Unblock local power and storage

Local solar and batteries make electricity right where people use it, and more of each saves everyone money. Models suggest that dramatically scaling up energy resources like rooftop solar and batteries, and coordinating them with tools like smart thermostats, could cut future grid costs by half a trillion dollars.

But state and local laws, and utilities’ own policies around crucial processes like connecting to the grid, are mostly written to block and slow down small-scale clean energy.

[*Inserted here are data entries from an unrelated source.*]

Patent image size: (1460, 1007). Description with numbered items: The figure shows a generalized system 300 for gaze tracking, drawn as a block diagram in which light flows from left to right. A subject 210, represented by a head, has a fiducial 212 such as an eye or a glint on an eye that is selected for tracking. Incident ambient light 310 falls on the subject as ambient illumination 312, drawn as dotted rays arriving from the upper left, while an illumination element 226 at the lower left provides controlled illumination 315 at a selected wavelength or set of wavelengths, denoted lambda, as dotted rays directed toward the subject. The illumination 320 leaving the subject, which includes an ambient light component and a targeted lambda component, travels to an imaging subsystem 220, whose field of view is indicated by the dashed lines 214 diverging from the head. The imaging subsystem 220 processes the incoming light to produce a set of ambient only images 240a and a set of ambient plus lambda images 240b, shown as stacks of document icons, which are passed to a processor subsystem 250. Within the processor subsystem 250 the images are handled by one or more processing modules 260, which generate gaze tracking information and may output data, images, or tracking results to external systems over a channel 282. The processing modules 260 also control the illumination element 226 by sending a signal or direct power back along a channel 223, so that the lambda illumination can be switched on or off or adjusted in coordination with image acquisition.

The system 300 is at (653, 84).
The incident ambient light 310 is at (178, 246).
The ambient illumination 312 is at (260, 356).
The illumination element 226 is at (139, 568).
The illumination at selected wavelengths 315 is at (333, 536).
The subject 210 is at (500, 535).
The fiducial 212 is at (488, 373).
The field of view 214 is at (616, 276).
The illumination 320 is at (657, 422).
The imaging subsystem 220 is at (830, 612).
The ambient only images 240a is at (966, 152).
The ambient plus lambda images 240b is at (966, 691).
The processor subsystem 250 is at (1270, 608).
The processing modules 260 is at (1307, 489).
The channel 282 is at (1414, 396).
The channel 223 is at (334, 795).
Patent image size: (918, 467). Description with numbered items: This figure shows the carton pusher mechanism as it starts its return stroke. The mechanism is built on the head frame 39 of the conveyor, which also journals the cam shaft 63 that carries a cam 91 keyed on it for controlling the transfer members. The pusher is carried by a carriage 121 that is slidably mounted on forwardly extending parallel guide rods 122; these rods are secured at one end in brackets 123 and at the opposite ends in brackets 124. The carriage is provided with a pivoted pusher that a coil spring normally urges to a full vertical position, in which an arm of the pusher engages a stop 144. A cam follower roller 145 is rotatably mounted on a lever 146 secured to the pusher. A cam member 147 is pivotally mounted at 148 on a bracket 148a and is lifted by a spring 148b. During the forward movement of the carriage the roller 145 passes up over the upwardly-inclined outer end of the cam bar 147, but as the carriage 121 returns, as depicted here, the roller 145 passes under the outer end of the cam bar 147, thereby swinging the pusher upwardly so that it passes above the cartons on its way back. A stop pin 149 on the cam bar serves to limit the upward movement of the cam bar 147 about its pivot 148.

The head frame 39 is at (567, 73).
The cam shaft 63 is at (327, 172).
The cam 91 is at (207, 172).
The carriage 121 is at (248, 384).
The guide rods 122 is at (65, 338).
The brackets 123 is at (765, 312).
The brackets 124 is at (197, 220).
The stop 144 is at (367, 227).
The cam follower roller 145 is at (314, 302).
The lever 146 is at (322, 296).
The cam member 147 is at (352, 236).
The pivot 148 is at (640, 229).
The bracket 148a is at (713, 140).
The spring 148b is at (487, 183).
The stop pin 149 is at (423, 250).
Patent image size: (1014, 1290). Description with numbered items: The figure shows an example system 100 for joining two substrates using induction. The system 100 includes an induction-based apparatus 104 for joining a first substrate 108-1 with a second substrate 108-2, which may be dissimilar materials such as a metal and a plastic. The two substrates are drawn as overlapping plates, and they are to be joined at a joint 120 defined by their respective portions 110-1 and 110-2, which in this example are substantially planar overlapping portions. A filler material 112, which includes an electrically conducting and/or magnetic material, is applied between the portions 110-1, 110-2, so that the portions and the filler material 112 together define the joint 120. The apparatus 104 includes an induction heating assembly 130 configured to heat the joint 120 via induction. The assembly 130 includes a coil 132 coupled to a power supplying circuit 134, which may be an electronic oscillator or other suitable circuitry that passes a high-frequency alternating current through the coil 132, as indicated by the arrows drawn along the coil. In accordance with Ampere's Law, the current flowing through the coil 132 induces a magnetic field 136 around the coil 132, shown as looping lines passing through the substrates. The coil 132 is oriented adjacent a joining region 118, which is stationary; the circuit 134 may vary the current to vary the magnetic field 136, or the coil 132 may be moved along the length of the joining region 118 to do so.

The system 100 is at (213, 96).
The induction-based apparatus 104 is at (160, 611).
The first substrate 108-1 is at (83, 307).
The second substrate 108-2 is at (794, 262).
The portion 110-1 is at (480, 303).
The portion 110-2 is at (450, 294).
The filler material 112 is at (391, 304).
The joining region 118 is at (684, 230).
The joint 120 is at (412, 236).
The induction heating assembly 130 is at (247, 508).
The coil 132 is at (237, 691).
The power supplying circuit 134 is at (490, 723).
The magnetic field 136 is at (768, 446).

It’s up to lawmakers to enact policies that remove those barriers by, for example, simplifying and automating permitting and zoning requirements, allowing non-utility ownership of solar projects, and fairly compensating solar owners through net metering. They’ll have to overcome vehement opposition from utilities, which see these kinds of policies as endangering their profits and allocate their lobbying dollars accordingly.

Addressing affordability

Electricity prices are rising at more than twice the rate of inflation. The Trump administration’s obstruction of clean energy and commitment to fossil fuels, particularly coal, are expected to make bills climb even further. Data-center development won’t help either. Most Americans feel this trend happening, and they are concerned.

It’s time to get a handle on the problem.

We’re all tired of paying more for electricity. We can pay less if state legislators and utility regulators seize the moment and act in the interest of consumers — rather than the shareholders of utility companies.